Believe it or not, South Australia especially around Adelaide is one of the lowest parts in Australia. Though the mass scale flooding risks here are low, tsunami's are more likely near the Pacific Ring of fire, Gleneleg still gets water in the streets. So I decided to try out some of my new Water layer shaders on Adelaide. The results are in the screenshots.

The shader is a textured reflection map. Mesh deformation with waves and cubemap generation on the fly from the surrounding terrain and sky will give greater realism to the water.

Friday, October 13, 2006

Worldwind Java showing Globe




Finally Worldwind Java-JOGL version has a globe. I have been building and testing it in Eclipse, pending NASA's decision on the commit and Open Source interaction policy. Tom Gaskins is the lead on this and he does not take kindly to random meddling even on a small and insignficant scale as I found out when I submitted some trivial patches to WorldWindJ. My SVN access was promptly revoked and then restored after some pushing around from the Community and some sanity from Chris Maxwell.

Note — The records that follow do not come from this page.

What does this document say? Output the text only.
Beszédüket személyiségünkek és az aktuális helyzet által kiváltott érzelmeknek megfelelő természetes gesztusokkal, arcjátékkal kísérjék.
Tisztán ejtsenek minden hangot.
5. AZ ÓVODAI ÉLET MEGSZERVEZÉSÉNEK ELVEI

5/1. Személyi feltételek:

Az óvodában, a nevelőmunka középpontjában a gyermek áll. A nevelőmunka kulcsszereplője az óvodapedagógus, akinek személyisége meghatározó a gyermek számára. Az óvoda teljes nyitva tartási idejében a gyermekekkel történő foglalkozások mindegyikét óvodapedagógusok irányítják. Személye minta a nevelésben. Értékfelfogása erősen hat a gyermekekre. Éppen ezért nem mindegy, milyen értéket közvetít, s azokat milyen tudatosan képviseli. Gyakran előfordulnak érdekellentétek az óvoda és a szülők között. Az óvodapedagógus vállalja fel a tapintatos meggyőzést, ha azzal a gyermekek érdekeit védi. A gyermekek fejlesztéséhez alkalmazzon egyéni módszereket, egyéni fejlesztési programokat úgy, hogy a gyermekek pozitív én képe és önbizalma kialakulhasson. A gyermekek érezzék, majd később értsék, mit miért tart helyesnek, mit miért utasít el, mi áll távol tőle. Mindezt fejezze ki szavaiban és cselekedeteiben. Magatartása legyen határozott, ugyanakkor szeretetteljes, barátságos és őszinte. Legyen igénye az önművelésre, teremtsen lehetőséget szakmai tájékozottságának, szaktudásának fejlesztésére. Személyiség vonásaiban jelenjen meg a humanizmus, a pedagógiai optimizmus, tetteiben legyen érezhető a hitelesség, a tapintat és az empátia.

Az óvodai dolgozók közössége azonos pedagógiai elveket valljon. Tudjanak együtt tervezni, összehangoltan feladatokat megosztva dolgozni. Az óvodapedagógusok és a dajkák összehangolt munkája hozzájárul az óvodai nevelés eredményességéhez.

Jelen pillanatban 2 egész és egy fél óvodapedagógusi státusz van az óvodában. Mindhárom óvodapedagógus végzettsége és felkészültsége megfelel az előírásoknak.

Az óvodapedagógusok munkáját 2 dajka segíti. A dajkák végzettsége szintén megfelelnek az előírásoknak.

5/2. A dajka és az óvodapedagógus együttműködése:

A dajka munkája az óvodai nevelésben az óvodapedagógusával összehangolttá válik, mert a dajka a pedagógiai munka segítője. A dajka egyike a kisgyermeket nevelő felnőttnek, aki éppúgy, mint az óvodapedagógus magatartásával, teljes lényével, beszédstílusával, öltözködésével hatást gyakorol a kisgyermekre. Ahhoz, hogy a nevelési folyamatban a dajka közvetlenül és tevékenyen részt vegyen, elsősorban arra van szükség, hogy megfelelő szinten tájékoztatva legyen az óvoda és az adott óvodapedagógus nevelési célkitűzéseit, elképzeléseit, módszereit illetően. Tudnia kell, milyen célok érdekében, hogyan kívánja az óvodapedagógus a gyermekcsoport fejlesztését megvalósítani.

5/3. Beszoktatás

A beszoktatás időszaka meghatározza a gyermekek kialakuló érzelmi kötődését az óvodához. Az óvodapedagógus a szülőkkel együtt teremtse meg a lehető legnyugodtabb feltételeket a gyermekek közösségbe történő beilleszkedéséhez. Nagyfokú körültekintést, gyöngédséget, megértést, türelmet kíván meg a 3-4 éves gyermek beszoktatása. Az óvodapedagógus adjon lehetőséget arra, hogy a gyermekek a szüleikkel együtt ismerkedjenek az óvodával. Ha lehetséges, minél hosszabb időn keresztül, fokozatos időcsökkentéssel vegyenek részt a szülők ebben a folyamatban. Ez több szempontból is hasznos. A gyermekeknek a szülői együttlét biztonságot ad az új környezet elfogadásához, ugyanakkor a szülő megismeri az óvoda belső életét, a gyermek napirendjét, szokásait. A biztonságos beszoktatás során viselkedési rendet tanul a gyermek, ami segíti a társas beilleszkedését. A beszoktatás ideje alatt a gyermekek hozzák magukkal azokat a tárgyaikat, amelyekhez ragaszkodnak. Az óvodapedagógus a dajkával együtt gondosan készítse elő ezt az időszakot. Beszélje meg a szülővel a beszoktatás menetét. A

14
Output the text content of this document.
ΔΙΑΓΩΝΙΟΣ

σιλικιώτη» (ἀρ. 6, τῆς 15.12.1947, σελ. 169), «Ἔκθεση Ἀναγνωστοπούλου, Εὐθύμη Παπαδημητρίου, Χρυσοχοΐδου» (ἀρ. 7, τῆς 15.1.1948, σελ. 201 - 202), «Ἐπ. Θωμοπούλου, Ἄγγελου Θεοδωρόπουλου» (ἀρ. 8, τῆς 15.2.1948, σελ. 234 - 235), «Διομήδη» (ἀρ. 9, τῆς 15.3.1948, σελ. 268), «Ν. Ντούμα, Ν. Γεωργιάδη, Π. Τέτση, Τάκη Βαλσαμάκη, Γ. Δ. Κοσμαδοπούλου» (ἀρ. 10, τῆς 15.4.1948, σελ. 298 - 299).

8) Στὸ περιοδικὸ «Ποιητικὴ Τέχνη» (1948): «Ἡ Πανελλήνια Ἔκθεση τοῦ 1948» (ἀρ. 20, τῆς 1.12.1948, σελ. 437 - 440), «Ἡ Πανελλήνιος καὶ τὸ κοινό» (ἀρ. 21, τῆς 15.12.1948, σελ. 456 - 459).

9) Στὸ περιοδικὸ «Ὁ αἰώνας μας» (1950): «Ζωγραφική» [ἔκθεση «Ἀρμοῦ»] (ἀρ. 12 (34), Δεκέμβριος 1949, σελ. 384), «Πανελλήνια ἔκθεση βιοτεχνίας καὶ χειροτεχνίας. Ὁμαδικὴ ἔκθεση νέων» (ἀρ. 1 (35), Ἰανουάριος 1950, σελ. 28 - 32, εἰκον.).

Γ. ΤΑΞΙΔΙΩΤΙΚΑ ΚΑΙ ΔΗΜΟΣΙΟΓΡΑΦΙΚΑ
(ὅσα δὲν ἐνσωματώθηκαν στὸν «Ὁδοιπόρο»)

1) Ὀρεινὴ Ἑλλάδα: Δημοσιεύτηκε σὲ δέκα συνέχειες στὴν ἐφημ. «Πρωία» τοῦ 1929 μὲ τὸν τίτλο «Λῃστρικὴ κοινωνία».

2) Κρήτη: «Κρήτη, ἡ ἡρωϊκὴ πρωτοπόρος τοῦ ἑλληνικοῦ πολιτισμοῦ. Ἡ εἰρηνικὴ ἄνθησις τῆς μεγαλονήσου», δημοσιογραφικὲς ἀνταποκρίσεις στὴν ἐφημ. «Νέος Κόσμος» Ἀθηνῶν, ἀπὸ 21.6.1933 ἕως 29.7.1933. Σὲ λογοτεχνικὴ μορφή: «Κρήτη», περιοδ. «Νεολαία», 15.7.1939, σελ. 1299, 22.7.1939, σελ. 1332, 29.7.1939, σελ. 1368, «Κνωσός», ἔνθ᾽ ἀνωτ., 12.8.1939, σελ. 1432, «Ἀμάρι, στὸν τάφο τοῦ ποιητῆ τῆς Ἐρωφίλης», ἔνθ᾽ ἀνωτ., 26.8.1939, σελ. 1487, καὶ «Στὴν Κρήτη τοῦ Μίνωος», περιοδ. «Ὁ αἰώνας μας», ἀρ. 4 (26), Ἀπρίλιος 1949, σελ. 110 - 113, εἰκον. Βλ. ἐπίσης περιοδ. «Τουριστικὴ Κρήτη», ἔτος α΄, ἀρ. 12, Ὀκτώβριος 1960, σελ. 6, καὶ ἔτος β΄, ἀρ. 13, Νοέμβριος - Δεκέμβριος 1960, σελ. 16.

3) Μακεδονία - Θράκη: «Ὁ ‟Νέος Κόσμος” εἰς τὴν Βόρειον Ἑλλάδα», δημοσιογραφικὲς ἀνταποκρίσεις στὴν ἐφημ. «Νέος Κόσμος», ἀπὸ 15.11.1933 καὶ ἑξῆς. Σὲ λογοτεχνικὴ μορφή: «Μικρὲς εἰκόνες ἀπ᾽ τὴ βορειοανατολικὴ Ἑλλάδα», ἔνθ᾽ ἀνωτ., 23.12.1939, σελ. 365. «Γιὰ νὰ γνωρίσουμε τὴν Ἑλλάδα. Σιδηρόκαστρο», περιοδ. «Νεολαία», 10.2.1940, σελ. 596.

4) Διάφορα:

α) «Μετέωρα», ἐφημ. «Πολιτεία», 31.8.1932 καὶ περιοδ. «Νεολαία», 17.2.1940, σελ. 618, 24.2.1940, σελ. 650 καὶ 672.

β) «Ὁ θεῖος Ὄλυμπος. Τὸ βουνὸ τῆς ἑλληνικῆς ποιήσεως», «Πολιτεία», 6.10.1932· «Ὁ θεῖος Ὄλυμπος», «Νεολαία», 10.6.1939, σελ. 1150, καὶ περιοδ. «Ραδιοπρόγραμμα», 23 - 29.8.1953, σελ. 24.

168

Worldwind seems to be getting a really high profile within NASA. It may be even heading for the Mission Control Screens? Just speculation on my part at this point.

I have also been fiddling with the MingW Ossim and QGIS builds for a QT based multiflatform GIS/Remote Sensing Tool. Great vertical applications and solutions can be built using tools that are now on offer. Imagine an application, get some money together, it can be done in weeks.

Wednesday, October 11, 2006

Water Rendering



The coolest things to render are no doubt the elements - Water, Air , Fire , Earth and Spirit ( AI ?)

In Worldwind we have a tonne of Earth and Air so I decided to look into rendering some water using the mdxinfo water tutorial.

The basic tricks are surface vertex and texture map deformations using sine waves or gerstner waves and generation of reflection/refraction maps from surrounding terrain and clouds. Effects like those shown are what I am aiming for.